Il s’agit donc de n’envisager la colonisation que du point de vue de la mission civilisatrice. Notons au passage que les manuels de la troisième république étaient beaucoup plus prolixes sur le sujet et avançaient en sus les enjeux diplomatiques et économiques ; mais peu importe, ce qu’il faut retenir ici, c’est qu’ un enfant, aujourd’hui, sort donc de l’école élémentaire en ayant étudié la colonisation sous le seul prisme de sa justification idéologique par la république colonialiste et sans avoir rien appris de la situation coloniale elle-même.

Ce n’est pas faute d’avoir pointé les défaillances en matière d’enseignement du fait colonial. Nous sommes nombreux à l’avoir fait. En 2015, lorsque les projets de programmes de primaire et de collège sont parus, ils ont provoqué un tollé dans les milieux conservateurs qui, sans même prendre le temps d’étudier en détail les textes, les ont jugés trop « repentants », privilégiant la colonisation (traite, esclavage et colonisation-décolonisation) sur les Lumières et démontrant en cela la victoire des « péda-gauchistes » (je n’exagère pas). Les immortels de l’Académie Française, accompagnés de quelques politiques en campagne électorale, étaient vent debout contre ces programmes qui abandonnaient, selon eux, toute ambition de faire aimer la France en préférant insister sur les pages sombres de l’histoire. Pour moi qui ai travaillé sur les controverses inhérentes à la mémoire coloniale, je dois admettre que celle-ci atteignait des sommets de mauvaise foi. Le résultat fut cependant un recul, sous la pression, du Conseil Supérieur des Programmes et l’adoption d’un compromis indigeste entre récit national mal dégrossi et introduction de questions plus novatrices. Le fait colonial a été relégué à cette pâle ligne dans un chapitre sur la Troisième République.

Notre responsabilité collective

Le résultat des courses ? Il y a fort à parier qu’aujourd’hui, un professeur des écoles ait davantage appris sur le passé colonial en écoutant les débats médiatiques et politiques qu’en lisant les dernières parutions scientifiques. Il est certain également que le fait colonial – comme le fait religieux – est un contenu désormais tellement sous surveillance médiatique et politique que prudence (et frilosité) en dictent son enseignement. Alors des collègues peu au fait de l’historiographie mais soucieux d’éviter les vagues, trouvent sans doute judicieux d’aborder le sujet en insistant tour à tour sur le « négatif » et le « positif », persuadés ainsi de rester dans la ligne de la « neutralité » chère à l’institution. C’est apparemment ce qu’a fait cet enseignant puisqu’il semblerait que la leçon précédente était consacrée aux violences coloniales.
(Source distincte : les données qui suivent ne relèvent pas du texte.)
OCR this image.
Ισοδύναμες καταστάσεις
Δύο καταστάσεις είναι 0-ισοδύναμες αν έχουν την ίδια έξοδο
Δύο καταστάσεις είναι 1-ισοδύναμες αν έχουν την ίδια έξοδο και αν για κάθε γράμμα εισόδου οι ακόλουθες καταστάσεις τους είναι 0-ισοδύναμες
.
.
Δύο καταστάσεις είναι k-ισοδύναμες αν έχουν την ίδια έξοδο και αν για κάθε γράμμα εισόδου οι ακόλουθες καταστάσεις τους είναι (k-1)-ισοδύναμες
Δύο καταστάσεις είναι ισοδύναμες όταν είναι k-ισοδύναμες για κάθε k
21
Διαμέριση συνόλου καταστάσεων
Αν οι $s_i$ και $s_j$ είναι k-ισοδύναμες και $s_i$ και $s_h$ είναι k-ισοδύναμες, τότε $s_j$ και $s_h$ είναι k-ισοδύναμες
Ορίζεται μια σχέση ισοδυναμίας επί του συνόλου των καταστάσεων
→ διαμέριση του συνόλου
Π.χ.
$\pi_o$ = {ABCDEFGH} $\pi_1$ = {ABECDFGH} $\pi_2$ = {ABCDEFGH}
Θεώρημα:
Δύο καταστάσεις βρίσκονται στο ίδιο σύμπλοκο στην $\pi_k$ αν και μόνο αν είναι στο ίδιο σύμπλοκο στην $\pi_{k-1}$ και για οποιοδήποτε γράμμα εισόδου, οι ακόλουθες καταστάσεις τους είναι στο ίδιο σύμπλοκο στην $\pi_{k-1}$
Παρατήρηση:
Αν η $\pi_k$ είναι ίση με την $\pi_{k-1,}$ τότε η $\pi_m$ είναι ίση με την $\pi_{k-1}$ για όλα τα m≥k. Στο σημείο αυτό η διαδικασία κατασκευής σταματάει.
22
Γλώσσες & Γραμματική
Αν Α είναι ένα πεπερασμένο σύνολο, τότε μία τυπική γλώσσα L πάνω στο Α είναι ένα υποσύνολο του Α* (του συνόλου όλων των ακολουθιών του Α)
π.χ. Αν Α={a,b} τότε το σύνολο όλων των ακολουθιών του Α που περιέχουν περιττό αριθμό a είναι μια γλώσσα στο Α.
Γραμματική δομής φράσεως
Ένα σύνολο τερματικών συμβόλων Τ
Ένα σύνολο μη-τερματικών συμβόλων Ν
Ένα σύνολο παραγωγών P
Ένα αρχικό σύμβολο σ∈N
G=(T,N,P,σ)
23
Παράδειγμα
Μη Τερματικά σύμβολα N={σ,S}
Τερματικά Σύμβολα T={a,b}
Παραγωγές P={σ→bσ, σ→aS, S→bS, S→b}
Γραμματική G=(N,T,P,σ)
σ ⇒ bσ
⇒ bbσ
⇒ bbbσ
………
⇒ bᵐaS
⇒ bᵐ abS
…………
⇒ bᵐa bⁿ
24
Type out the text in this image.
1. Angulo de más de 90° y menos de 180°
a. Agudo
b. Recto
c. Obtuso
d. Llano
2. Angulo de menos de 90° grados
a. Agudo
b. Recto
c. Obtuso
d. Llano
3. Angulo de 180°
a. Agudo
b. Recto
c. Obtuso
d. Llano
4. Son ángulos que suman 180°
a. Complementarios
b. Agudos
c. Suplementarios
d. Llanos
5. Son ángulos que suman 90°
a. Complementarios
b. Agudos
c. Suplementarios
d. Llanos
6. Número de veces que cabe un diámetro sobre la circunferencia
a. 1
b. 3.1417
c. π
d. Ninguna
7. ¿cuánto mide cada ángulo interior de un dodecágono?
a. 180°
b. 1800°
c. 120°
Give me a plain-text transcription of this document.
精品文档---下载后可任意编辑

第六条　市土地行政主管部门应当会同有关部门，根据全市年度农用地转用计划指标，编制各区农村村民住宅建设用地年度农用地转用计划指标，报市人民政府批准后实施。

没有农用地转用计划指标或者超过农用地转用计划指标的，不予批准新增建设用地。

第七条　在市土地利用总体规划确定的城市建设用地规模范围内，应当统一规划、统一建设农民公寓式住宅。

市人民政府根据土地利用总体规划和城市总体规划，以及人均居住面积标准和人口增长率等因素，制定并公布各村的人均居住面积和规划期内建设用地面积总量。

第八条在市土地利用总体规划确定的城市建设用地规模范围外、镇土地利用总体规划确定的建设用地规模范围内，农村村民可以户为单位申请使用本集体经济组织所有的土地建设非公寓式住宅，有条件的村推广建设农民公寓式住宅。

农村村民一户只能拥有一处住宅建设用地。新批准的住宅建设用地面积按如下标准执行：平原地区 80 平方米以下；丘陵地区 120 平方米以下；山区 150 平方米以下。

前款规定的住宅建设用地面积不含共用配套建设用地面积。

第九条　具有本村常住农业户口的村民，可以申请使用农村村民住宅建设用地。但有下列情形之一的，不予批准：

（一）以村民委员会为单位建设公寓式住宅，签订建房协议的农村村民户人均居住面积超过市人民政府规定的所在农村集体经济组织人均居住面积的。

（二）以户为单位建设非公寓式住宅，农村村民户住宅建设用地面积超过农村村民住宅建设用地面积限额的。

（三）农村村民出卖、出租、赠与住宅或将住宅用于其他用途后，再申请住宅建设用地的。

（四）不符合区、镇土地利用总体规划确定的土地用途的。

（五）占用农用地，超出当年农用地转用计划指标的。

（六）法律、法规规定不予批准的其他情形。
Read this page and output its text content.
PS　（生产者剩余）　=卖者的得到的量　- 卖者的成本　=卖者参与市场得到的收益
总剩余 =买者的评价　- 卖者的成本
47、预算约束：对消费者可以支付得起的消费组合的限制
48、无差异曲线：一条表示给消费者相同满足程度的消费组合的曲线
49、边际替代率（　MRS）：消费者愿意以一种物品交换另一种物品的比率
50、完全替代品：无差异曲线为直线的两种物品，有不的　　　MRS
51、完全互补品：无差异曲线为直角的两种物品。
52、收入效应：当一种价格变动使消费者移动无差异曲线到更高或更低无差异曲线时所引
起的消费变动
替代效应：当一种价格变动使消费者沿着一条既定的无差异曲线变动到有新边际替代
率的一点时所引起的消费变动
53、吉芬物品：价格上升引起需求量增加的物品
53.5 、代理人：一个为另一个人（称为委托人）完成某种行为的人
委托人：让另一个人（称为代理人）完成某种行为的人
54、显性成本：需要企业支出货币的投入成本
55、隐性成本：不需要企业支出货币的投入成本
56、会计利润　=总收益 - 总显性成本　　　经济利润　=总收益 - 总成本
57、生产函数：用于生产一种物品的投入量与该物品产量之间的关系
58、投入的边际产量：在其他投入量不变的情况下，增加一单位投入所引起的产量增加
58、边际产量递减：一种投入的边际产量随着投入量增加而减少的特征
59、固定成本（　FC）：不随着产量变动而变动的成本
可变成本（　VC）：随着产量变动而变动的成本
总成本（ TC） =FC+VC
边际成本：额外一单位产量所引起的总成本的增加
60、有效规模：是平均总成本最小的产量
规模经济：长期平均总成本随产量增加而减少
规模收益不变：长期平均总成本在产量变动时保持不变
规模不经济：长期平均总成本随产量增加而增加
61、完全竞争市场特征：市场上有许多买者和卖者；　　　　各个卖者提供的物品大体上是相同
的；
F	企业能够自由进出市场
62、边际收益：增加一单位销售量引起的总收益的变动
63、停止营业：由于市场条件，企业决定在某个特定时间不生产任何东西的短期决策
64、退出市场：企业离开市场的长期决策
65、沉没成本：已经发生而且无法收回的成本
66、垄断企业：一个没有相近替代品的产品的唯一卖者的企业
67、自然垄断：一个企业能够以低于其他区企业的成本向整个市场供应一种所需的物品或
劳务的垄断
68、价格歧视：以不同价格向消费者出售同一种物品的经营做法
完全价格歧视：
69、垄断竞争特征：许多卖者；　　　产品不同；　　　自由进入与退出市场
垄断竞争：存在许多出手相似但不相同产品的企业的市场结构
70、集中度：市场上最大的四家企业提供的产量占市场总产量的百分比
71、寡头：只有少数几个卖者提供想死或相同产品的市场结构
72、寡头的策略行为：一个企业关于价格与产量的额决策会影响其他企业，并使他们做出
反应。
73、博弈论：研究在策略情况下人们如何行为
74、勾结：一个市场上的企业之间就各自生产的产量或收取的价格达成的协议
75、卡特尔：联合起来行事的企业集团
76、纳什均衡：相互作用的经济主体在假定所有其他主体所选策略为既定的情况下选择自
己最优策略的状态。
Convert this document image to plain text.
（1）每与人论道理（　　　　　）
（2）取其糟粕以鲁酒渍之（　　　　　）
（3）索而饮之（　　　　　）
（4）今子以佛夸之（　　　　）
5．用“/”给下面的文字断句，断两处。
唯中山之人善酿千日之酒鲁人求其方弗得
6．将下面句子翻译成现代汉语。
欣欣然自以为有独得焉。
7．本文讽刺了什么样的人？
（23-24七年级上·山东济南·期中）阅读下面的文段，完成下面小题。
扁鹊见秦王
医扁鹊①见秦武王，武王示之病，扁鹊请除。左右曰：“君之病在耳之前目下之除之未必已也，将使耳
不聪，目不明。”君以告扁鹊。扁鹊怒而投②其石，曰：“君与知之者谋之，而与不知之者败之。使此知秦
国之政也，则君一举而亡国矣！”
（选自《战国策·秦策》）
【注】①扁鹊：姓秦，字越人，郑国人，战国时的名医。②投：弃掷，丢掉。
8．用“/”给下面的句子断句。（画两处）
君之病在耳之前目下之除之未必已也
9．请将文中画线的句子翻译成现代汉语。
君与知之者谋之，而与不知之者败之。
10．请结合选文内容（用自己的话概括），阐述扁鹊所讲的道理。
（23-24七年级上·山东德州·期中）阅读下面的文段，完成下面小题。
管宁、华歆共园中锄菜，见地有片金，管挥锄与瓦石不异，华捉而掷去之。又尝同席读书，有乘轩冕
Que dire de tout ce gâchis ? Que l’indigence de la formation des enseignants est un pan de la maltraitance actuelle de cette profession acculée à appliquer à la lettre des directives de plus en plus intenables qui les dépossèdent de toute liberté pédagogique et vident les enseignements de leur potentiel critique, surtout en histoire. Que ce qui s’est passé hier sur le fait colonial se reproduira immanquablement ailleurs si rien n’est fait pour améliorer la formation initiale et continue des enseignants. Que les réseaux sociaux et les emballements autour de séquences tronquées ajoutent un palier supplémentaire de surveillance et de pression qui ne va pas faciliter la tâche des enseignants déjà en prise avec une hiérarchie de plus en plus pesante.

Il en va désormais de notre responsabilité collective. Je ne crois pas que l’accusation publique d’un collègue soit de très bon augure pour l’avenir de l’école. Il est plus urgent de regarder la lune et non le doigt et de réclamer ensemble que cesse cette défiance vis-à-vis de questions historiques lourdes mais nécessaires à l’intelligence collective et à une école véritablement inclusive. Les réformes en cours n’en prennent pas le chemin, c’est peu de le dire. Les politiques tant autoritaires qu’austéritaires ne font qu’aggraver une situation déjà alarmante. La vigilance est saine mais prenons ce défi à bras le corps en l’exerçant sur un gouvernement et un parlement en passe de fragiliser encore davantage une école déjà bien mal en point.